The beginning of the school year, the time you spend at least a paycheck on books you may use, the daily battle for parking spots, and the time you’re still calculating how many absences each class will allow before your grades take a hit.
Fall semester can be tough, but I suppose we have it easy compared to 35,000 students prepared to to complete their fall semester at ITT Tech, which as of September 6th, no longer exists. ITT Tech announced that they would be closing their 138 campuses in 39 states due to multiple federal probes and uncertain accreditation standings. 150 students are left stranded at the ITT campus here in Albany.

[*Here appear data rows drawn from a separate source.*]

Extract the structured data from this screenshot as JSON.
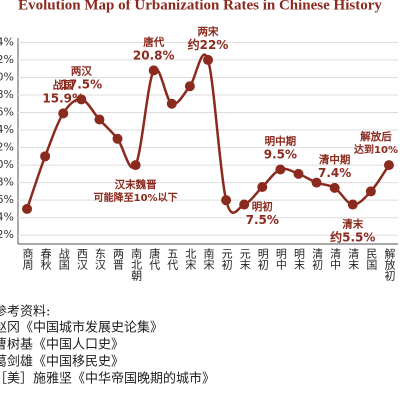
{
  "chart_data": {
    "type": "line",
    "title": "Evolution Map of Urbanization Rates in Chinese History",
    "categories": [
      "商周",
      "春秋",
      "战国",
      "西汉",
      "东汉",
      "两晋",
      "南北朝",
      "唐代",
      "五代",
      "北宋",
      "南宋",
      "元初",
      "元末",
      "明初",
      "明中",
      "明末",
      "清初",
      "清中",
      "清末",
      "民国",
      "解放初"
    ],
    "series": [
      {
        "color": "#8b2a1f",
        "values": [
          5,
          11,
          15.9,
          17.5,
          15.2,
          13,
          10,
          20.8,
          17,
          19,
          22,
          6,
          5.5,
          7.5,
          9.5,
          9,
          8,
          7.4,
          5.5,
          7,
          10
        ],
        "value_labels": [
          null,
          null,
          "战国\n15.9%",
          "两汉\n17.5%",
          null,
          null,
          "汉末魏晋\n可能降至10%以下",
          "唐代\n20.8%",
          null,
          null,
          "两宋\n约22%",
          null,
          null,
          "明初\n7.5%",
          "明中期\n9.5%",
          null,
          null,
          "清中期\n7.4%",
          "清末\n约5.5%",
          null,
          "解放后\n达到10%"
        ]
      }
    ],
    "ylim": [
      1,
      24.5
    ],
    "yticks": [
      {
        "value": 2,
        "label": "2%"
      },
      {
        "value": 4,
        "label": "4%"
      },
      {
        "value": 6,
        "label": "6%"
      },
      {
        "value": 8,
        "label": "8%"
      },
      {
        "value": 10,
        "label": "10%"
      },
      {
        "value": 12,
        "label": "12%"
      },
      {
        "value": 14,
        "label": "14%"
      },
      {
        "value": 16,
        "label": "16%"
      },
      {
        "value": 18,
        "label": "18%"
      },
      {
        "value": 20,
        "label": "20%"
      },
      {
        "value": 22,
        "label": "22%"
      },
      {
        "value": 24,
        "label": "24%"
      }
    ],
    "grid": true
  },
  "references": {
    "heading": "参考资料:",
    "items": [
      "赵冈《中国城市发展史论集》",
      "曹树基《中国人口史》",
      "葛剑雄《中国移民史》",
      "［美］施雅坚《中华帝国晚期的城市》"
    ]
  }
}
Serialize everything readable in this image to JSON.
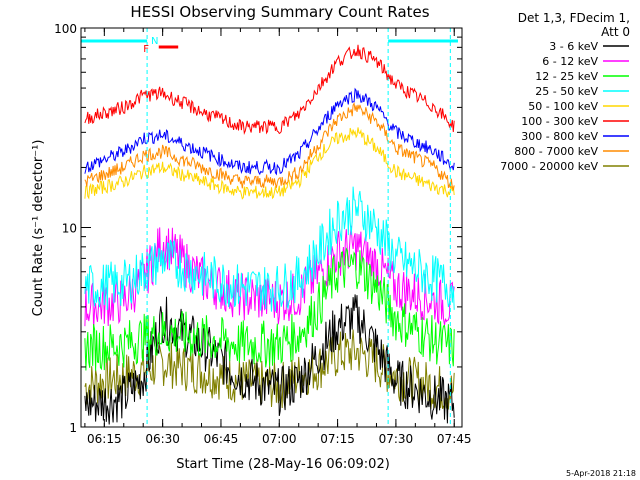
{
  "chart_data": {
    "type": "line",
    "title": "HESSI Observing Summary Count Rates",
    "xlabel": "Start Time (28-May-16 06:09:02)",
    "ylabel": "Count Rate (s⁻¹ detector⁻¹)",
    "x_ticks": [
      "06:15",
      "06:30",
      "06:45",
      "07:00",
      "07:15",
      "07:30",
      "07:45"
    ],
    "y_ticks": [
      "1",
      "10",
      "100"
    ],
    "xlim": [
      "06:09",
      "07:47"
    ],
    "ylim": [
      1,
      100
    ],
    "y_scale": "log",
    "grid": false,
    "legend_position": "right",
    "legend_header": [
      "Det 1,3, FDecim 1,",
      "Att 0"
    ],
    "footer_date": "5-Apr-2018 21:18",
    "flags": [
      {
        "label": "F",
        "color": "#ff0000"
      },
      {
        "label": "N",
        "color": "#00ffff"
      }
    ],
    "series": [
      {
        "name": "3 - 6 keV",
        "color": "#000000",
        "x": [
          "06:10",
          "06:20",
          "06:25",
          "06:30",
          "06:40",
          "06:50",
          "07:00",
          "07:05",
          "07:10",
          "07:15",
          "07:20",
          "07:25",
          "07:30",
          "07:40",
          "07:45"
        ],
        "y": [
          1.3,
          1.4,
          1.8,
          3.5,
          2.6,
          1.8,
          1.5,
          1.7,
          2.3,
          3.2,
          3.6,
          2.5,
          1.7,
          1.4,
          1.3
        ]
      },
      {
        "name": "6 - 12 keV",
        "color": "#ff00ff",
        "x": [
          "06:10",
          "06:20",
          "06:25",
          "06:30",
          "06:40",
          "06:50",
          "07:00",
          "07:05",
          "07:10",
          "07:15",
          "07:20",
          "07:25",
          "07:30",
          "07:40",
          "07:45"
        ],
        "y": [
          4,
          4.3,
          5.5,
          8.5,
          5.5,
          4.5,
          4.3,
          4.6,
          5.8,
          7.5,
          8,
          6.5,
          5,
          4.3,
          4
        ]
      },
      {
        "name": "12 - 25 keV",
        "color": "#00ff00",
        "x": [
          "06:10",
          "06:20",
          "06:25",
          "06:30",
          "06:40",
          "06:50",
          "07:00",
          "07:05",
          "07:10",
          "07:15",
          "07:20",
          "07:25",
          "07:30",
          "07:40",
          "07:45"
        ],
        "y": [
          2.5,
          2.6,
          2.8,
          3,
          2.8,
          2.6,
          2.6,
          2.9,
          4,
          6,
          6.5,
          5,
          3.5,
          2.7,
          2.5
        ]
      },
      {
        "name": "25 - 50 keV",
        "color": "#00ffff",
        "x": [
          "06:10",
          "06:20",
          "06:25",
          "06:30",
          "06:40",
          "06:50",
          "07:00",
          "07:05",
          "07:10",
          "07:15",
          "07:20",
          "07:25",
          "07:30",
          "07:40",
          "07:45"
        ],
        "y": [
          5,
          5.2,
          6,
          7,
          5.8,
          5,
          5,
          5.5,
          7.5,
          11,
          12.5,
          10,
          7,
          5.5,
          5
        ]
      },
      {
        "name": "50 - 100 keV",
        "color": "#ffd700",
        "x": [
          "06:10",
          "06:20",
          "06:25",
          "06:30",
          "06:40",
          "06:50",
          "07:00",
          "07:05",
          "07:10",
          "07:15",
          "07:20",
          "07:25",
          "07:30",
          "07:40",
          "07:45"
        ],
        "y": [
          15,
          17,
          19,
          20,
          17,
          15,
          15,
          17,
          23,
          28,
          30,
          25,
          19,
          16,
          15
        ]
      },
      {
        "name": "100 - 300 keV",
        "color": "#ff0000",
        "x": [
          "06:10",
          "06:20",
          "06:25",
          "06:30",
          "06:40",
          "06:50",
          "07:00",
          "07:05",
          "07:10",
          "07:15",
          "07:20",
          "07:25",
          "07:30",
          "07:40",
          "07:45"
        ],
        "y": [
          35,
          40,
          46,
          47,
          38,
          32,
          32,
          37,
          50,
          68,
          78,
          68,
          52,
          40,
          32
        ]
      },
      {
        "name": "300 - 800 keV",
        "color": "#0000ff",
        "x": [
          "06:10",
          "06:20",
          "06:25",
          "06:30",
          "06:40",
          "06:50",
          "07:00",
          "07:05",
          "07:10",
          "07:15",
          "07:20",
          "07:25",
          "07:30",
          "07:40",
          "07:45"
        ],
        "y": [
          20,
          24,
          28,
          29,
          24,
          20,
          20,
          23,
          31,
          42,
          47,
          40,
          30,
          24,
          20
        ]
      },
      {
        "name": "800 - 7000 keV",
        "color": "#ff8c00",
        "x": [
          "06:10",
          "06:20",
          "06:25",
          "06:30",
          "06:40",
          "06:50",
          "07:00",
          "07:05",
          "07:10",
          "07:15",
          "07:20",
          "07:25",
          "07:30",
          "07:40",
          "07:45"
        ],
        "y": [
          17,
          20,
          23,
          24,
          20,
          17,
          17,
          19,
          26,
          35,
          40,
          34,
          25,
          20,
          16
        ]
      },
      {
        "name": "7000 - 20000 keV",
        "color": "#808000",
        "x": [
          "06:10",
          "06:20",
          "06:25",
          "06:30",
          "06:40",
          "06:50",
          "07:00",
          "07:05",
          "07:10",
          "07:15",
          "07:20",
          "07:25",
          "07:30",
          "07:40",
          "07:45"
        ],
        "y": [
          1.6,
          1.8,
          1.9,
          2.1,
          1.9,
          1.7,
          1.6,
          1.8,
          2,
          2.3,
          2.4,
          2.1,
          1.8,
          1.6,
          1.5
        ]
      }
    ]
  }
}
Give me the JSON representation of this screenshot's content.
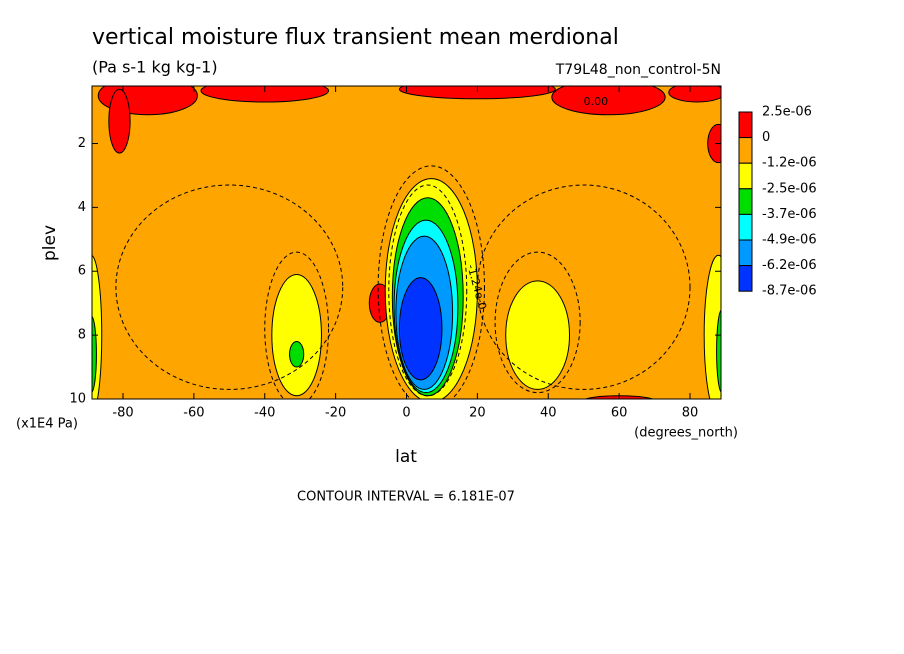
{
  "chart_data": {
    "type": "contour",
    "title": "vertical moisture flux transient mean merdional",
    "subtitle": "(Pa s-1 kg kg-1)",
    "dataset": "T79L48_non_control-5N",
    "x_label": "lat",
    "x_units": "(degrees_north)",
    "y_label": "plev",
    "y_units": "(x1E4 Pa)",
    "xlim": [
      -88.75,
      88.75
    ],
    "xticks": [
      -80,
      -60,
      -40,
      -20,
      0,
      20,
      40,
      60,
      80
    ],
    "ylim": [
      10,
      0.2
    ],
    "yticks": [
      2,
      4,
      6,
      8,
      10
    ],
    "colorbar": {
      "levels": [
        {
          "value": 2.5e-06,
          "label": "2.5e-06"
        },
        0,
        {
          "value": -1.2e-06,
          "label": "-1.2e-06"
        },
        {
          "value": -2.5e-06,
          "label": "-2.5e-06"
        },
        {
          "value": -3.7e-06,
          "label": "-3.7e-06"
        },
        {
          "value": -4.9e-06,
          "label": "-4.9e-06"
        },
        {
          "value": -6.2e-06,
          "label": "-6.2e-06"
        },
        {
          "value": -8.7e-06,
          "label": "-8.7e-06"
        }
      ],
      "colors": [
        "#ff0000",
        "#ffa500",
        "#ffff00",
        "#00dd00",
        "#00ffff",
        "#0099ff",
        "#0033ff"
      ]
    },
    "contour_labels": [
      "0.00",
      "-1.24e-0"
    ],
    "footnote": "CONTOUR INTERVAL = 6.181E-07"
  }
}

A real picture of a real student really reading a real notice about her school really not existing anymore
How did this happen you ask? Well these for-profit schools such as ITT Tech, Bryant and Stratton, and DeVry University take students on financial loans. In fact they take on 31% of our country’s student loans but only help 13% of our students. The fact is that these non-profit schools are crazy expensive and are providing very little return to the economy. They can cost 4x as much as a community college and 2x as much as a state university, and they prey on the lower income class, which is probably definitely why they are getting shut down.
We have all seen the commercials, the ones that always show ITT Tech grads living great successful lives even though they’re a single parent of 6 kids and a lizard and how you can succeed too if you just pick up the phone and enroll in this online university! Everyone’s doing so great! Well, it’s not that those success stories are made up, they’re real, they’re just the 2% of the students that graduated and actually found a job, the rest are not advertised on tv.
With the low rate of students coming out with degrees and not paying off their student loans, the government decided to not allow ITT Tech to enroll any new students using federal aid. Unfortunately 80% of the school’s revenue comes from federal aid programs. That’s like telling Yankee Candle that they can’t sell to women over the age of 45.
The end result? The school closed (and so would Yankee Candle) because they are a for-profit business and with no profit there is no business. This may only be the beginning for for-profit schools closing, but the good news is students will either be able to apply to have their loans forgiven or they can have their credits transferred to a community college so they can continue their education. Possibly somewhere else like, EveRy?